6) No Room for Self-Centered Living

If you have been bought by the Lord of Creation then you are not your own. You do not get to dictate your schedule. To receive Jesus Christ the Lord is to surrender to his Lordship. It is to become a doulos; a slave of God. Your desires must not be swallowed up by his desires. If you have a desire that opposes his desire then it must be surrendered to His. There is no room for self-centered living for those that have been bought. To live like you have been saved is to live like one that is owned by another.

7) No Room for Adultery

If it is Christ alone which saves and God alone that you belong to then you ought not go after other lovers. There is no room for spiritual adultery. There is no room to have great affections for others. If your life is to match your profession then it will mean that you are passionately in love with your God and King. It will mean that your heart is not drawn for another. It will mean brokenness and repentance when you fall. And it will mean running back to your love for healing and forgiveness. There is no room to look to another for joy, security, acceptance, love. Run to Christ alone.

8) No Room for Despair

If you have been truly saved then there is no room for despair. Despair, no matter how hard things get is never an appropriate response to the amazing grace that God has bestowed upon you. I know things are tough sometimes. Things can get really tricky. But a miserable Christian is not being faithful to his profession. You ought to be joyous and never in despair. Despair is to forget the sovereignty of God and the love of Christ.

9) No Room for Complacency

How can you be complacent with such truths? If God has truly done this work in your heart then how can it be that it does not utterly consume you? How can you sit on this treasure as if it is just an every day occurrence. The church at Colossae is being called to action in this book. They are being called to set their minds on things above and stop being comfortable in this world. We cannot afford to be complacent with such eternal truths.

10) Abounding in Thanksgiving

Lastly, and this one is directly from our text. This is in the present tense (ongoing action) and in the active voice. This is not something that is done to you. This is something you do in response to what God has done. It means live a life like Matthew Henry; abounding in thanksgiving. You are so awestruck by what Christ has done that you live a life of perpetual thank you. To abound in thanksgiving is to constantly focus on the gospel. It is to be giddy with the gospel. To abound in thanksgiving is to reflect the grace that was given to you. It is to be overflowing with love towards others because of the love given to you. Abound in Thanksgiving.

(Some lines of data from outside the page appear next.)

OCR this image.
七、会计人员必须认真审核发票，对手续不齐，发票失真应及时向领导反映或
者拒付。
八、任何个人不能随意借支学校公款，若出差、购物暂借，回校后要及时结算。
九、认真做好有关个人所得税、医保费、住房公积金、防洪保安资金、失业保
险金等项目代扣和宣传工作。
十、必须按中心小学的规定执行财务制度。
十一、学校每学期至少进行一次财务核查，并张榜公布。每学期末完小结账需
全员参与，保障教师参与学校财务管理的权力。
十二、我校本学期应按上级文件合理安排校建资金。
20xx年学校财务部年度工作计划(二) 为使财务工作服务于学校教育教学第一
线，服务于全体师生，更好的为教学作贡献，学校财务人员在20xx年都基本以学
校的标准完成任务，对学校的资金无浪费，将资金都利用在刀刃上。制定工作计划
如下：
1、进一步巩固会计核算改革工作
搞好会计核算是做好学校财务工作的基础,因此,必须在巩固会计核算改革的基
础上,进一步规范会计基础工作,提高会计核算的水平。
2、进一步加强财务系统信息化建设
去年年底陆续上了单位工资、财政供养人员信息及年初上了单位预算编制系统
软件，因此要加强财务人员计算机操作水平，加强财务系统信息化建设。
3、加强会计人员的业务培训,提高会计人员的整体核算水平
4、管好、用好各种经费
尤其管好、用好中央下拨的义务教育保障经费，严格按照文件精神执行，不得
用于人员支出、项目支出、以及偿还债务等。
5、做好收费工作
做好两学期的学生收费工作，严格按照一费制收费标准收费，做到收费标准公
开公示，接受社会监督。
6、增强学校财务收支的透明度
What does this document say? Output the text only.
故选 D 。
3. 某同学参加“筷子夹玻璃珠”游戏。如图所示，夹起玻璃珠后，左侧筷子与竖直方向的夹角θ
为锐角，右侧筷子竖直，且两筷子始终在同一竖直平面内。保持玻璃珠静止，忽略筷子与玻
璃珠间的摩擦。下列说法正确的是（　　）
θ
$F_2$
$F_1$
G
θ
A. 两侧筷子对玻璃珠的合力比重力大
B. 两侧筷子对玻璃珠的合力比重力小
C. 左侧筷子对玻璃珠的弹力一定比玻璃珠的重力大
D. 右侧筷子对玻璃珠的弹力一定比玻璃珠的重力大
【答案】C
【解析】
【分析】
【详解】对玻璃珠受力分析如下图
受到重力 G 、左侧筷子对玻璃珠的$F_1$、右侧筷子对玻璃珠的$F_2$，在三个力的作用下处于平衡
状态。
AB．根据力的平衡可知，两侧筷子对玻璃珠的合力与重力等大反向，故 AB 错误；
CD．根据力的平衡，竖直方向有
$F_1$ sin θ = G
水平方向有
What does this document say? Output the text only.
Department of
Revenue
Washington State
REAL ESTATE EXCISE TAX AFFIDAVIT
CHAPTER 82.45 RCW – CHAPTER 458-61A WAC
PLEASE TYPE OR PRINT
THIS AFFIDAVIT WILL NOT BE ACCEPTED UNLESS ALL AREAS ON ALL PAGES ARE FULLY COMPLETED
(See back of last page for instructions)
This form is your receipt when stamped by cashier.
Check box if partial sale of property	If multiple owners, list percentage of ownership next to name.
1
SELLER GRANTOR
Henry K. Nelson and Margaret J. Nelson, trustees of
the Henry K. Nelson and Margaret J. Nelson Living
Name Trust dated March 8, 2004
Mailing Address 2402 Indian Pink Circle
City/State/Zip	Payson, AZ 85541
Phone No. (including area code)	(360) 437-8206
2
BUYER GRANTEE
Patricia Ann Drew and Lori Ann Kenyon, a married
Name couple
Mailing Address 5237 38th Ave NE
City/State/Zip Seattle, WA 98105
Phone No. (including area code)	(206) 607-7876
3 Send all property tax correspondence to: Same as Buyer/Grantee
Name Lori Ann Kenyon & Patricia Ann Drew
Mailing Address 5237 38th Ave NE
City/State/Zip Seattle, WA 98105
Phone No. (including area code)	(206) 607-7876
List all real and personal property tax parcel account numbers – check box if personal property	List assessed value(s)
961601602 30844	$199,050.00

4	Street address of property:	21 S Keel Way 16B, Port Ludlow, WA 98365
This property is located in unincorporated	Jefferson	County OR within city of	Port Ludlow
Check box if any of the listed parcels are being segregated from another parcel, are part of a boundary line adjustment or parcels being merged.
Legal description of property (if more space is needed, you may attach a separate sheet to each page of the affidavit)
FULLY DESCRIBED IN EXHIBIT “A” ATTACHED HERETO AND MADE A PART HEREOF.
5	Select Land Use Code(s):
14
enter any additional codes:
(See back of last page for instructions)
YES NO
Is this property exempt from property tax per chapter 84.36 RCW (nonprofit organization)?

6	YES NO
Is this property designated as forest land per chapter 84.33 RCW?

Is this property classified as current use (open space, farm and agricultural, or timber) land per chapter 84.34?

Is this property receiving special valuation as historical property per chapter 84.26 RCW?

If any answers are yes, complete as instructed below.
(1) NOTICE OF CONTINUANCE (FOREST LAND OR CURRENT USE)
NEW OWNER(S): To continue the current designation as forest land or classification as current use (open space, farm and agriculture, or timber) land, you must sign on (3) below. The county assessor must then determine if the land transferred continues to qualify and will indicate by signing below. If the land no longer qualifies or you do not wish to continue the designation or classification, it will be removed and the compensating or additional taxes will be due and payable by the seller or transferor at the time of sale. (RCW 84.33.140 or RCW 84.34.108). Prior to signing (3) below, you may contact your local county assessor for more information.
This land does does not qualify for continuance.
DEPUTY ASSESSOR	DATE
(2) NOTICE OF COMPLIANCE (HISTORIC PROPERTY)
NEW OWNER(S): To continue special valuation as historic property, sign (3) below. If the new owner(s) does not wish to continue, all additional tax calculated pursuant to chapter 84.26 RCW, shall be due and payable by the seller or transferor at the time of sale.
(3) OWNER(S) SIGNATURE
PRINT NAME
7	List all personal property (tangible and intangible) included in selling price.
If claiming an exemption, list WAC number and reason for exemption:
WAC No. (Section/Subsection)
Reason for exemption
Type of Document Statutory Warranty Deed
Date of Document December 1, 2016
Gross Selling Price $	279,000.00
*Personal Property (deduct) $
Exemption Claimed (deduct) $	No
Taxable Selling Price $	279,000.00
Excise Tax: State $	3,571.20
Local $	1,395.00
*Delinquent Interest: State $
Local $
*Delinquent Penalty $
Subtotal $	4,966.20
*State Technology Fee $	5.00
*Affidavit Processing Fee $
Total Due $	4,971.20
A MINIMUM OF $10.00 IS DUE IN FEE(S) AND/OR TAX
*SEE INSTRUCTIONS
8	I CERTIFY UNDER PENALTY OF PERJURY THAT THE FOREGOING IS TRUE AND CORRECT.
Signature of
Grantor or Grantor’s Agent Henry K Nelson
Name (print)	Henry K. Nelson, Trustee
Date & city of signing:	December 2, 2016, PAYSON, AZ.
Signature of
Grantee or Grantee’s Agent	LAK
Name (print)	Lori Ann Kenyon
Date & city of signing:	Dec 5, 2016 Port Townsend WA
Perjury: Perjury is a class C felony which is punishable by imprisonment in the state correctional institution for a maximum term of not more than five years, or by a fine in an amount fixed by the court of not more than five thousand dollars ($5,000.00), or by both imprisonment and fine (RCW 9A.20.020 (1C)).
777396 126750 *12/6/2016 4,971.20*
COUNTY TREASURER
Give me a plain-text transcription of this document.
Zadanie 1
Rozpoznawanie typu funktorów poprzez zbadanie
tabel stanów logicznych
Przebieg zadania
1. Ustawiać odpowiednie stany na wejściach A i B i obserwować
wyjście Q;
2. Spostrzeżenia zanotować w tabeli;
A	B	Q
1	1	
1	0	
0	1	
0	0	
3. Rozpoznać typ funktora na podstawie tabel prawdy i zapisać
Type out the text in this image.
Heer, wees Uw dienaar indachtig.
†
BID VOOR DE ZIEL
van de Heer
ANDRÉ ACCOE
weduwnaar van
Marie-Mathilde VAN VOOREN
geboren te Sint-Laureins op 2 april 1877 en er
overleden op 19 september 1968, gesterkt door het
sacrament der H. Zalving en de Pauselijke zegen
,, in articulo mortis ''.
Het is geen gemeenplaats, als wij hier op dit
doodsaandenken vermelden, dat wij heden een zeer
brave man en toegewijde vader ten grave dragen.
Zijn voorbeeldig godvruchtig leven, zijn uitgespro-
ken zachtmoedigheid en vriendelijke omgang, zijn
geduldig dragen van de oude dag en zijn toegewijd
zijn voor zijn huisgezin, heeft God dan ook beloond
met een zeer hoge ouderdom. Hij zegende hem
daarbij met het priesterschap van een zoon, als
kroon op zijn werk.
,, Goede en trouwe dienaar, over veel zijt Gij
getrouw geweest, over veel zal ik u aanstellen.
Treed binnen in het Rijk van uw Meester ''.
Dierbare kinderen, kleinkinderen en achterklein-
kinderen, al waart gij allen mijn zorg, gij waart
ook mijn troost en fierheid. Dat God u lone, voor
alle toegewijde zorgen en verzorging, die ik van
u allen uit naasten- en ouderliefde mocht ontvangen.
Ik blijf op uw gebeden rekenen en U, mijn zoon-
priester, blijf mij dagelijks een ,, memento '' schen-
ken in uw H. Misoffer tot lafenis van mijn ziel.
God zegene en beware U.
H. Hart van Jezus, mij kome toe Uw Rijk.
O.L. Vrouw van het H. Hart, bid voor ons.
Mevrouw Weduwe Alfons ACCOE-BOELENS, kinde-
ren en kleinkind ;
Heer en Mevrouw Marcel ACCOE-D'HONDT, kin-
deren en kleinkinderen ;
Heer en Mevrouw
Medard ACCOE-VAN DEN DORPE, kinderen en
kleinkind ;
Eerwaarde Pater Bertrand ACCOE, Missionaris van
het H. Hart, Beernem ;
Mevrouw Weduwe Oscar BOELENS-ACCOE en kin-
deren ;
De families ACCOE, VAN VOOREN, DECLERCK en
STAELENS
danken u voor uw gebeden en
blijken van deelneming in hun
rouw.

This verse in Colossians is the central verse because it is the foundational problem with the Colossians and it is often the foundational problem with believers today. Our lives do not match our profession. Therefore, we urge you to respond to God in two ways tonight.

1) Maybe God has done a work in your heart and you realize that you have never received Him in faith. You need to do that tonight. You need to repent and believe what God says about you and what he says about Jesus. You need to turn away from your self-centered living and embrace God-centered living. You need to receive Christ.

2) Maybe you need to live like it. I guarantee that everyone in here needs to respond to this. Nobody fully matches their profession or what they ought to be. There is a reason those things are in the present tense. You have been rooted that is the past action that governs the present actions—but these things are not completed. Those 10 things you will struggle with. Where do you need to repent and come to Christ for forgiveness and be renewed? Where do you need to trust in the promises more? Oh, run to the Cross this night!